Peter Greenaway ha scoperto i film di Sergei Mikhailovich Eisenstein per caso, quando aveva appena diciassette anni. Quello che lo ammaliò del grande cineasta russo furono gli obiettivi alti e un’intelligenza cinematografica veloce e consapevole, nonché una sorprendente brutalità dell’azione unita a un’attrazione verso la violenza in sé. Inoltre, i suoi lavori abbracciavano un uso della metafora e delle associazioni per immagini che non lo rendevano schiavo di una narrazione prosaica e degli scrittori, ma che gli permettevano di esprimere grandi idee sostenute consapevolmente in un flusso inarrestabile di fotogrammi.

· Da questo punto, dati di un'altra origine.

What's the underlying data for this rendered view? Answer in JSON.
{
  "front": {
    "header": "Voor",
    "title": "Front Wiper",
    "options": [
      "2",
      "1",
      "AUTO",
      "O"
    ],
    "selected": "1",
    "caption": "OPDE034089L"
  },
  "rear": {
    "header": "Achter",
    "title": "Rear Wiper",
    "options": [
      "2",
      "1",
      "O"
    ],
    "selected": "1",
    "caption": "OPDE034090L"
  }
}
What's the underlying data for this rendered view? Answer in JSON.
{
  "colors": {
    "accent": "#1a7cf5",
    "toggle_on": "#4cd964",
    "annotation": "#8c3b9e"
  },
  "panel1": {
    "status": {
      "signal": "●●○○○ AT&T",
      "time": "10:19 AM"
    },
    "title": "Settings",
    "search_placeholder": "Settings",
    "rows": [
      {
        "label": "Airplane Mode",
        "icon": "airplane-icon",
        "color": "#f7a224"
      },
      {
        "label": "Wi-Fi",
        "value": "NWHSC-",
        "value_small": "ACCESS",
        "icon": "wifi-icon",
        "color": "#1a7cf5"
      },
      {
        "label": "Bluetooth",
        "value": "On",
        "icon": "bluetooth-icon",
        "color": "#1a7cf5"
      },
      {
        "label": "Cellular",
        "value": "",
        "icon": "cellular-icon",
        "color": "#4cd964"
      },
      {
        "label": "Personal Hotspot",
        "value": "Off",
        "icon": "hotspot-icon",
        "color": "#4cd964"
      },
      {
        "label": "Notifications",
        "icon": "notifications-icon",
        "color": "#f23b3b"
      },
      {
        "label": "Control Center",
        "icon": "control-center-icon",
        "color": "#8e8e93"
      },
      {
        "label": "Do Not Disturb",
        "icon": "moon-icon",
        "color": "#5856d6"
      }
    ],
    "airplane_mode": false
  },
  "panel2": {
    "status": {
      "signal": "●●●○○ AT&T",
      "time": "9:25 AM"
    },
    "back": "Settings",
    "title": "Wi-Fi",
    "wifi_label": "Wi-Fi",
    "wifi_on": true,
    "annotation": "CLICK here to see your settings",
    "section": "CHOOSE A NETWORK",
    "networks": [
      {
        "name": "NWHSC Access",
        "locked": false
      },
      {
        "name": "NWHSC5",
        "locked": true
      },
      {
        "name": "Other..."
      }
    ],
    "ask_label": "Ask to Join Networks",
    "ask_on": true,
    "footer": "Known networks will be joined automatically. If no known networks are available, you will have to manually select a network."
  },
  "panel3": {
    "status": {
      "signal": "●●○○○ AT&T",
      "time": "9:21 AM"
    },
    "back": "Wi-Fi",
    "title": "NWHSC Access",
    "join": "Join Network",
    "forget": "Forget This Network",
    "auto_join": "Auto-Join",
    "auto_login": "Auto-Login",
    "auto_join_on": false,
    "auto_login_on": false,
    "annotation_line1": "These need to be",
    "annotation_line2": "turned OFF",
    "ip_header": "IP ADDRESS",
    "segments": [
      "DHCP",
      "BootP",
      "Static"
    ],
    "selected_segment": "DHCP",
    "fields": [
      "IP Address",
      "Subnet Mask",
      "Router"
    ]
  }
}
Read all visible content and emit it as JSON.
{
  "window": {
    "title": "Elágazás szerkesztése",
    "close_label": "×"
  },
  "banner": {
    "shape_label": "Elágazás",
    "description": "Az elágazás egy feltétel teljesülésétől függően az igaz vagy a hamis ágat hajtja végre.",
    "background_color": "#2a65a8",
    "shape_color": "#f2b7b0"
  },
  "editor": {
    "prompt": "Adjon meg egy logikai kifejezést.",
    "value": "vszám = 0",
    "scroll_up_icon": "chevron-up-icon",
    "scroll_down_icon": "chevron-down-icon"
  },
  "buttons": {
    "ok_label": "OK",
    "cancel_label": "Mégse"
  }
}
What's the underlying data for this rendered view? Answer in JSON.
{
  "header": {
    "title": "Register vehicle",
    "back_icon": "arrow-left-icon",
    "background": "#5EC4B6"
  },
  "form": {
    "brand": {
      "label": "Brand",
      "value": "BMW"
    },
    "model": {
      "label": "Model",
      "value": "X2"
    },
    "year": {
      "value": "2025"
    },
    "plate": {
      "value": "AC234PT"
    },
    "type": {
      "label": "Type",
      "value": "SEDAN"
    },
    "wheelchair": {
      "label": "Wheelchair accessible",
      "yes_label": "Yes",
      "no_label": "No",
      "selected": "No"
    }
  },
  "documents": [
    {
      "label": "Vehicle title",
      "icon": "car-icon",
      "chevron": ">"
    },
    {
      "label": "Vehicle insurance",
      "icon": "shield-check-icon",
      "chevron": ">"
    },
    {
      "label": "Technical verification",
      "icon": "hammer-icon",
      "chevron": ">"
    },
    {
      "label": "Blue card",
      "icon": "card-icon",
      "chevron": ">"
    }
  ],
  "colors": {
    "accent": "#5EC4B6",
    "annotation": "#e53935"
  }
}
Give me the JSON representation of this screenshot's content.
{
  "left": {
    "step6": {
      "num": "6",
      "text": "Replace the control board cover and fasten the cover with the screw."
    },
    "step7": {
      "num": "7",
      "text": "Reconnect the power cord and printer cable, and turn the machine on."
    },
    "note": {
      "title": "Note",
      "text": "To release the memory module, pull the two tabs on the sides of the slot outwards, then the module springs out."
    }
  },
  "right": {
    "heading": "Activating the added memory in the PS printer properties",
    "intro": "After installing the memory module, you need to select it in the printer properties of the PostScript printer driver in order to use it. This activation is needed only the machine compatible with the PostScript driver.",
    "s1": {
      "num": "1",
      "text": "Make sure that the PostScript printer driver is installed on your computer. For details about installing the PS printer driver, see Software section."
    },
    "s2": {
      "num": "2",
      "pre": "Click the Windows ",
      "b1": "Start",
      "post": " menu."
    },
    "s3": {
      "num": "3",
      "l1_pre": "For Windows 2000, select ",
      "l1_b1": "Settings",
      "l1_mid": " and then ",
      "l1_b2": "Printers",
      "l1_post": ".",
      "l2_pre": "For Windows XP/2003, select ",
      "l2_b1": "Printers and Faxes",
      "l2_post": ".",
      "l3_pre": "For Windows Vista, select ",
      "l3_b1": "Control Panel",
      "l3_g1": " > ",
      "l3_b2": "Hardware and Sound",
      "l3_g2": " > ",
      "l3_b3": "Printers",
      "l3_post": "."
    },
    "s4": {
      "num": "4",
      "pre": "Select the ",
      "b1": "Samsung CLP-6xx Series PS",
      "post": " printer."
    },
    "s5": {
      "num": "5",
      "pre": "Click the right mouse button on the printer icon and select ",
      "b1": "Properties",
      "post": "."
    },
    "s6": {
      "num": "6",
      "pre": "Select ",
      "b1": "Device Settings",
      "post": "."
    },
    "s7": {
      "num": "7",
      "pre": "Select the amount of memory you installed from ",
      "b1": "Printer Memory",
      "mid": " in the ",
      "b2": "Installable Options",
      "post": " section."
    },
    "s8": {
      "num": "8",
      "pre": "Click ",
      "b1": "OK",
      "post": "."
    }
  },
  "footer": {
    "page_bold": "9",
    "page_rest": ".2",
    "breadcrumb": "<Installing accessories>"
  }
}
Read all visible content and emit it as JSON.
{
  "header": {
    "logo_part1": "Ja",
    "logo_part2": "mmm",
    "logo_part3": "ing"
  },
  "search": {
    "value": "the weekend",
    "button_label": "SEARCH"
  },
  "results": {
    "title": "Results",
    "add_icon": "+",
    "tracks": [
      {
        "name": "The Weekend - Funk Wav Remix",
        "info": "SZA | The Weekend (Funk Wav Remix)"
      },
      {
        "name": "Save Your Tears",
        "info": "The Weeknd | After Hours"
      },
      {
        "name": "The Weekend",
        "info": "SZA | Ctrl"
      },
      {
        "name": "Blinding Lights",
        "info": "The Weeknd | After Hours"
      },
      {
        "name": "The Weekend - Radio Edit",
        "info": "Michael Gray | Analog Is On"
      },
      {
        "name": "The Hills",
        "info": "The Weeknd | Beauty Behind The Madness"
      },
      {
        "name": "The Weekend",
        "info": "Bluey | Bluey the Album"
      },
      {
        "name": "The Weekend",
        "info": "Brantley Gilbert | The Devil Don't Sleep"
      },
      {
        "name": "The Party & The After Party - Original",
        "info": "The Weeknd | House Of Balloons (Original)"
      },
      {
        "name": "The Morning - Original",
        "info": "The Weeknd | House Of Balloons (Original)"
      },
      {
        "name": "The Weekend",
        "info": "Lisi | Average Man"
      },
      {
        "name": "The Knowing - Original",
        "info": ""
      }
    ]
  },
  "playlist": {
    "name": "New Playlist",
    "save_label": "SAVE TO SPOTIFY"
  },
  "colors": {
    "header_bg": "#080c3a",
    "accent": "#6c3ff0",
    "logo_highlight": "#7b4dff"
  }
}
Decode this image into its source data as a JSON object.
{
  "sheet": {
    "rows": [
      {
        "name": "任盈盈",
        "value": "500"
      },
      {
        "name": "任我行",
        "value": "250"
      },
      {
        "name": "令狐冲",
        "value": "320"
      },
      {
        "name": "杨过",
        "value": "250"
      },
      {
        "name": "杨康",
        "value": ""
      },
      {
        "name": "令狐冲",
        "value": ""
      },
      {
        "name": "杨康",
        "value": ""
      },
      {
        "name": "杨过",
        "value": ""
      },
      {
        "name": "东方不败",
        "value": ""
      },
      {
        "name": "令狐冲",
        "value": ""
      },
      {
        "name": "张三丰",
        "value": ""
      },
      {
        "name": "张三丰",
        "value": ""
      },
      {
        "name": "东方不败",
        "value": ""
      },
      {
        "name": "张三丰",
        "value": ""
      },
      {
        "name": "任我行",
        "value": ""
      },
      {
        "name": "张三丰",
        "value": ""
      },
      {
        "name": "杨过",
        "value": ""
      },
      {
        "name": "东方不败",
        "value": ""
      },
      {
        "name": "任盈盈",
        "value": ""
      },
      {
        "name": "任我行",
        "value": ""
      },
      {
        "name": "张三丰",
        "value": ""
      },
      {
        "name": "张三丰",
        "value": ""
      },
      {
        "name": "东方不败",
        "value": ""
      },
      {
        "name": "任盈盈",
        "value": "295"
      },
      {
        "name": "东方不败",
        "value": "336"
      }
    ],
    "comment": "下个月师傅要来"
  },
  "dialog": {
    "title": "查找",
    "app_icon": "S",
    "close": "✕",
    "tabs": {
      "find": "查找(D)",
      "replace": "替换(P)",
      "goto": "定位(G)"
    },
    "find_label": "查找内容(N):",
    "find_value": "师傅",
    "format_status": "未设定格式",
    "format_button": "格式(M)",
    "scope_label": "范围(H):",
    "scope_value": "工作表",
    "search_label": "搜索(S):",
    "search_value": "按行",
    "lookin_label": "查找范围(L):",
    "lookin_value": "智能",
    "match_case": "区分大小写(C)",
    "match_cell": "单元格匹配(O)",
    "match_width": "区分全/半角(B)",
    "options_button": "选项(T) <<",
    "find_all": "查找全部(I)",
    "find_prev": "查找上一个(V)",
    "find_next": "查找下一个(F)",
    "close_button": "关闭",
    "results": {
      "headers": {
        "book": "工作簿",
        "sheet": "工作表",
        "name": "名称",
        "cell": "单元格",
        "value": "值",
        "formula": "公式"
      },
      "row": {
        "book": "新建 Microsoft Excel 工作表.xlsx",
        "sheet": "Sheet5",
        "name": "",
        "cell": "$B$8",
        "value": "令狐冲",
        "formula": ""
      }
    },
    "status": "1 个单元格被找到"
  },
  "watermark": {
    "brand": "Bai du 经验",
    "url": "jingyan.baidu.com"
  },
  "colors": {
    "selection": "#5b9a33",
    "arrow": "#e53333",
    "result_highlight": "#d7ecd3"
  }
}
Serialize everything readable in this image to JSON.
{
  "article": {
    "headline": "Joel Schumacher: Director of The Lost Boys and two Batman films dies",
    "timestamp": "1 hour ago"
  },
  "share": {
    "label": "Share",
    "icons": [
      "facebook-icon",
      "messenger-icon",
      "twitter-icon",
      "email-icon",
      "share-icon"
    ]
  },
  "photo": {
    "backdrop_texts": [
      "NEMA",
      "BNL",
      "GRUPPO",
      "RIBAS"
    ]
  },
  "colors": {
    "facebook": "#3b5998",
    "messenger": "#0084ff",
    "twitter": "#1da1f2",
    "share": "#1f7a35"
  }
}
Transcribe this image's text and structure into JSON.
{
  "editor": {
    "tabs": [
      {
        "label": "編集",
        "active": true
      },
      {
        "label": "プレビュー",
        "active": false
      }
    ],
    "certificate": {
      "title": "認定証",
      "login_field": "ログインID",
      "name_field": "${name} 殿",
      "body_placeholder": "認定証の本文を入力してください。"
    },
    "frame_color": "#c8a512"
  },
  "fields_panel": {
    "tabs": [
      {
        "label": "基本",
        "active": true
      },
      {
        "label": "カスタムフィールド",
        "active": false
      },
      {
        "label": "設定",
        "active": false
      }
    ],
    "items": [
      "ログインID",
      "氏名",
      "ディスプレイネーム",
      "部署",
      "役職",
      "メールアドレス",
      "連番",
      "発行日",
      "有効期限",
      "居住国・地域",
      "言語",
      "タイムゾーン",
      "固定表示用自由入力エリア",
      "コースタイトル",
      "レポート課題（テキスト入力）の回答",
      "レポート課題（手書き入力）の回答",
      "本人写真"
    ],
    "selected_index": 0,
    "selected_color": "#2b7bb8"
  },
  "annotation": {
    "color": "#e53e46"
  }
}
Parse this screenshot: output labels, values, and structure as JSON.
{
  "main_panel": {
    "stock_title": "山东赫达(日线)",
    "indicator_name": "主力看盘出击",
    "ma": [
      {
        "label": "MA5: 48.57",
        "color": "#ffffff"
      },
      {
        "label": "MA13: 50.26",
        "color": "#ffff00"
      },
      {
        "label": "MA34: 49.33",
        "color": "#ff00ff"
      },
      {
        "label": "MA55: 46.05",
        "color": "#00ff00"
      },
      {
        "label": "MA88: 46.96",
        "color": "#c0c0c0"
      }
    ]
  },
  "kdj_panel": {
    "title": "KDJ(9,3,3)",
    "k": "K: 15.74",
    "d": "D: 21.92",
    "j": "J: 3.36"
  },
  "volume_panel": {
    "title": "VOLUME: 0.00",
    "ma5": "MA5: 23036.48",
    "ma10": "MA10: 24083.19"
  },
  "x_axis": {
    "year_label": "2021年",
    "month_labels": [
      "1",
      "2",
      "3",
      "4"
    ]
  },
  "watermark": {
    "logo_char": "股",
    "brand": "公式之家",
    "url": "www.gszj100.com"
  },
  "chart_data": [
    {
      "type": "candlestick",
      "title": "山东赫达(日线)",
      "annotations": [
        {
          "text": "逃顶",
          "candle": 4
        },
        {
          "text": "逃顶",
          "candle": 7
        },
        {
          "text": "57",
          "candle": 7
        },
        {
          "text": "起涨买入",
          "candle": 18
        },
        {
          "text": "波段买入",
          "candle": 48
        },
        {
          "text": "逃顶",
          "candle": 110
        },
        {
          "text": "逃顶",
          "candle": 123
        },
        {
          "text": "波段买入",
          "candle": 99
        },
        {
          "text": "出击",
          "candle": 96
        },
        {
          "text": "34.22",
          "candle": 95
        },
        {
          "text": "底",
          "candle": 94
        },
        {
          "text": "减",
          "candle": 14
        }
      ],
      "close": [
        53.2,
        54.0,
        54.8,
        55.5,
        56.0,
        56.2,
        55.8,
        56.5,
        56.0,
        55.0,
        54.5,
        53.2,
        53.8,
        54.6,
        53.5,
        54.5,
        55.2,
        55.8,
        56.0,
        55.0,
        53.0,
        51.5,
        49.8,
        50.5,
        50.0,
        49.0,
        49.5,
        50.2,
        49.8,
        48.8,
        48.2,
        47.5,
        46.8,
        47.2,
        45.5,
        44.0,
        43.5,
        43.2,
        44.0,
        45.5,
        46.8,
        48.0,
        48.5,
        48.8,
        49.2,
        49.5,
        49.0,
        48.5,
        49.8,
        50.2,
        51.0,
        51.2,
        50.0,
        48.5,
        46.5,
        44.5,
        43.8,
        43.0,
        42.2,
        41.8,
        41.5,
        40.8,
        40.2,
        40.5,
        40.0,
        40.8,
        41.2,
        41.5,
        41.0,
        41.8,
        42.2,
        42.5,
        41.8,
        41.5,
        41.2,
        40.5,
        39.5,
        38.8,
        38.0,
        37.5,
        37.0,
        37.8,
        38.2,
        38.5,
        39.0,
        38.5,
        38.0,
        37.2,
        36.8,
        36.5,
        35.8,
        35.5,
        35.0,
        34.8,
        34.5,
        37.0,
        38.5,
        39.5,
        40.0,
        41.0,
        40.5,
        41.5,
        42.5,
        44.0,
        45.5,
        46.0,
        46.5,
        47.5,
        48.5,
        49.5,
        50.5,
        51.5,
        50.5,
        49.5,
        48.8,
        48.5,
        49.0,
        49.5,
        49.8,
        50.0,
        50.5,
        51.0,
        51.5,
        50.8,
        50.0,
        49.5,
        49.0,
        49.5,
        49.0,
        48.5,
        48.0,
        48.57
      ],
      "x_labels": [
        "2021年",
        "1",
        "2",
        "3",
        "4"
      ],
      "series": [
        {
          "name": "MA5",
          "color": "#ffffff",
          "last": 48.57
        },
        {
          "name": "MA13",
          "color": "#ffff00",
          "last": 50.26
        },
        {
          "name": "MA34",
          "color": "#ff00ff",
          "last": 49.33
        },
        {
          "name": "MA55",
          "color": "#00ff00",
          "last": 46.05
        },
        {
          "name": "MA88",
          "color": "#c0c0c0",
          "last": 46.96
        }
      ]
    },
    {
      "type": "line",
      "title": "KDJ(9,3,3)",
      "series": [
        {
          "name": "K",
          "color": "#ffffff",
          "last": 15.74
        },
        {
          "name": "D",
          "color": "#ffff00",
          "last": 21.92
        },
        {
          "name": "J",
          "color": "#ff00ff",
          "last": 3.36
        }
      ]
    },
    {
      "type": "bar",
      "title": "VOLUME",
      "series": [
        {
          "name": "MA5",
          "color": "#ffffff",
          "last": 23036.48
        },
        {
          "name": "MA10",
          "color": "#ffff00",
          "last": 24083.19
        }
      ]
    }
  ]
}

In “Eisenstein in Messico”, Greenaway ha voluto riproporre la lezione del grande maestro: la settima arte è un mezzo espressivo a sé stante, ricco di strumenti e tecniche uniche, che non ha bisogno di rendere in immagini i modelli espressivi tipici della letteratura. Purtroppo il regista inglese non è riuscito nel suo intento ma, proprio per questo, ha creato qualcosa di straordinario. Infatti, in questo suo ultimo lavoro, il cinema non lascia indietro la sceneggiatura: riesce invece ad esaltarla e ad esserne, al contempo, potenziato.
Con uno stile visionario e irriverente Greenaway firma un ritratto originale di Eisenstein, legandolo a una riflessione sul cinema, sul sesso e sulla morte che sconvolge e affascina. Nel rappresentare l’esperienza nel profondo Messico di Sergei, però, non si accontenta di un affresco. Il suo vero scopo, realizzato in pieno, è quello di imprimere su pellicola l’anima stessa del regista russo e dei suoi capolavori. Rubando al suo idolo tecniche visive e citazioni, scelte stilistiche e teorie, ricreando e rinnovando ambientazioni e suggestioni di molti dei suoi lungometraggi, questo film proietta lo spettatore nel cuore stesso dell’universo eisensteiniano, aprendo inoltre la strada alla comprensione delle passioni dell’uomo che spesso rimangono nascoste dietro alla maschera del mito.
Elmer Bäck, attore teatrale finlandese al suo primo film come protagonista, regala un’interpretazione magistrale ed emozionante, riuscendo a esprimere tanto passioni conturbanti quanto sentimenti drammatici, con naturalezza davvero inimitabile. Nel confronto con questa performance fuori dal comune, Luis Alberti, nonostante non raggiunga vette così alte, non si lascia sminuire.
La voce fuori campo del protagonista ricorda che quelli rappresentati “sono i dieci giorni che sconvolsero Eisenstein”. Ebbene, questi sono i 105 minuti che sconvolgeranno il pubblico.